Uitspraak 201905953/1/R4


Volledige tekst

201905953/1/R4.
Datum uitspraak: 25 maart 2020

AFDELING
BESTUURSRECHTSPRAAK

Uitspraak in het geding tussen:

[appellante], gevestigd te Rhenen,

en

de raad van de gemeente Rhenen,

verweerder.

Procesverloop

Bij besluit van 11 juni 2019 heeft de raad het bestemmingsplan "Zuidelijke Meentsteeg 14a en Cuneraweg 186" gewijzigd vastgesteld.

Tegen dit besluit heeft [appellante] beroep ingesteld.

De raad heeft een verweerschrift ingediend.

Daartoe in de gelegenheid gesteld, heeft H.C.B. Vastgoed B.V. een schriftelijke uiteenzetting gegeven.

De Afdeling heeft de zaak ter zitting behandeld op 19 februari 2020, waar [appellante], vertegenwoordigd door [gemachtigde A], bijgestaan door E.T. Haalboom, rechtsbijstandverlener te Barneveld, en de raad, vertegenwoordigd door ing. J.A.W. Peek en J.M. van Maanen, zijn verschenen. Voorts is ter zitting H.C.B. Vastgoed B.V., vertegenwoordigd door [gemachtigde B], als partij gehoord.

Overwegingen

Inleiding

1.    Het plan voorziet onder andere in de bouw van maximaal 2 woningen aan de Zuidelijke Meentsteeg 14a te Rhenen. In het kader van de ruimte-voor-ruimte regeling worden de bedrijfsbebouwingen van voormalige intensieve varkensveehouderijen aan de Zuidelijke Meentsteeg 14a en de Cuneraweg gesloopt.

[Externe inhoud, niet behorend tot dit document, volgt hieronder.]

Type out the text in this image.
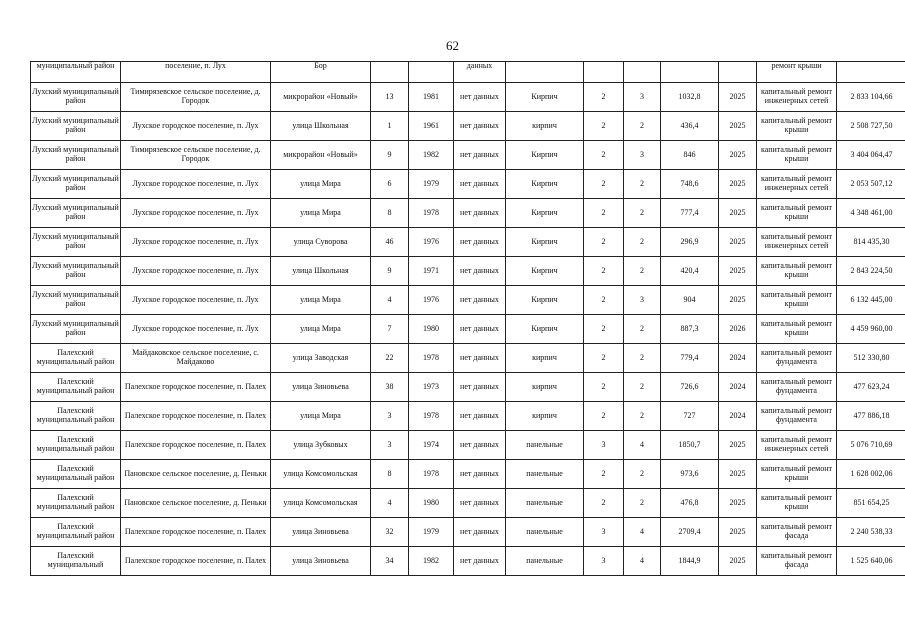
62
муниципальный район	поселение, п. Лух	Бор			данных						ремонт крыши	
Лухский муниципальный район	Тимирязевское сельское поселение, д. Городок	микрорайон «Новый»	13	1981	нет данных	Кирпич	2	3	1032,8	2025	капитальный ремонт инженерных сетей	2 833 104,66
Лухский муниципальный район	Лухское городское поселение, п. Лух	улица Школьная	1	1961	нет данных	кирпич	2	2	436,4	2025	капитальный ремонт крыши	2 508 727,50
Лухский муниципальный район	Тимирязевское сельское поселение, д. Городок	микрорайон «Новый»	9	1982	нет данных	Кирпич	2	3	846	2025	капитальный ремонт крыши	3 404 064,47
Лухский муниципальный район	Лухское городское поселение, п. Лух	улица Мира	6	1979	нет данных	Кирпич	2	2	748,6	2025	капитальный ремонт инженерных сетей	2 053 507,12
Лухский муниципальный район	Лухское городское поселение, п. Лух	улица Мира	8	1978	нет данных	Кирпич	2	2	777,4	2025	капитальный ремонт крыши	4 348 461,00
Лухский муниципальный район	Лухское городское поселение, п. Лух	улица Суворова	46	1976	нет данных	Кирпич	2	2	296,9	2025	капитальный ремонт инженерных сетей	814 435,30
Лухский муниципальный район	Лухское городское поселение, п. Лух	улица Школьная	9	1971	нет данных	Кирпич	2	2	420,4	2025	капитальный ремонт крыши	2 843 224,50
Лухский муниципальный район	Лухское городское поселение, п. Лух	улица Мира	4	1976	нет данных	Кирпич	2	3	904	2025	капитальный ремонт крыши	6 132 445,00
Лухский муниципальный район	Лухское городское поселение, п. Лух	улица Мира	7	1980	нет данных	Кирпич	2	2	887,3	2026	капитальный ремонт крыши	4 459 960,00
Палехский муниципальный район	Майдаковское сельское поселение, с. Майдаково	улица Заводская	22	1978	нет данных	кирпич	2	2	779,4	2024	капитальный ремонт фундамента	512 330,80
Палехский муниципальный район	Палехское городское поселение, п. Палех	улица Зиновьева	38	1973	нет данных	кирпич	2	2	726,6	2024	капитальный ремонт фундамента	477 623,24
Палехский муниципальный район	Палехское городское поселение, п. Палех	улица Мира	3	1978	нет данных	кирпич	2	2	727	2024	капитальный ремонт фундамента	477 886,18
Палехский муниципальный район	Палехское городское поселение, п. Палех	улица Зубковых	3	1974	нет данных	панельные	3	4	1850,7	2025	капитальный ремонт инженерных сетей	5 076 710,69
Палехский муниципальный район	Пановское сельское поселение, д. Пеньки	улица Комсомольская	8	1978	нет данных	панельные	2	2	973,6	2025	капитальный ремонт крыши	1 628 002,06
Палехский муниципальный район	Пановское сельское поселение, д. Пеньки	улица Комсомольская	4	1980	нет данных	панельные	2	2	476,8	2025	капитальный ремонт крыши	851 654,25
Палехский муниципальный район	Палехское городское поселение, п. Палех	улица Зиновьева	32	1979	нет данных	панельные	3	4	2709,4	2025	капитальный ремонт фасада	2 240 538,33
Палехский муниципальный	Палехское городское поселение, п. Палех	улица Зиновьева	34	1982	нет данных	панельные	3	4	1844,9	2025	капитальный ремонт фасада	1 525 640,06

[appellante] is eigenaar van het perceel aan de Zuidelijke Meentsteeg, ongenummerd, kadastraal bekend bij de gemeente Rhenen onder nummer […], sectie […], waar een boomkwekerij wordt geëxploiteerd. Zijn perceel grenst aan de noordoostelijke kant van het plangebied. [appellante] heeft zijn perceel verpacht aan een derde die de boomkwekerij exploiteert en daarbij gebruik maakt van gewasbeschermingsmiddelen.

Toetsingskader

2.    Bij de vaststelling van een bestemmingsplan moet de raad bestemmingen aanwijzen en regels geven die de raad uit een oogpunt van een goede ruimtelijke ordening nodig acht. De raad heeft daarbij beleidsruimte en moet de betrokken belangen afwegen. De Afdeling beoordeelt aan de hand van de beroepsgronden of het besluit tot vaststelling van het bestemmingsplan in overeenstemming is met het recht. De Afdeling stelt niet zelf vast of het plan in overeenstemming is met een goede ruimtelijke ordening, maar beoordeelt aan de hand van die gronden of de raad zich in redelijkheid op het standpunt heeft kunnen stellen dat het plan strekt ten behoeve van een goede ruimtelijke ordening

Ontvankelijkheid

3.    H.C.B. vastgoed B.V. voert aan dat [appellante] geen belanghebbende is in de zin van artikel 1:2 van de Algemene wet bestuursrecht (hierna: Awb). Volgens H.C.B. vastgoed B.V. wordt [appellante] niet in zijn persoonlijke belang geschaad, omdat hij het perceel waarop de kwekerij is gevestigd langdurig heeft verpacht en hij niet woont op het aangrenzende perceel.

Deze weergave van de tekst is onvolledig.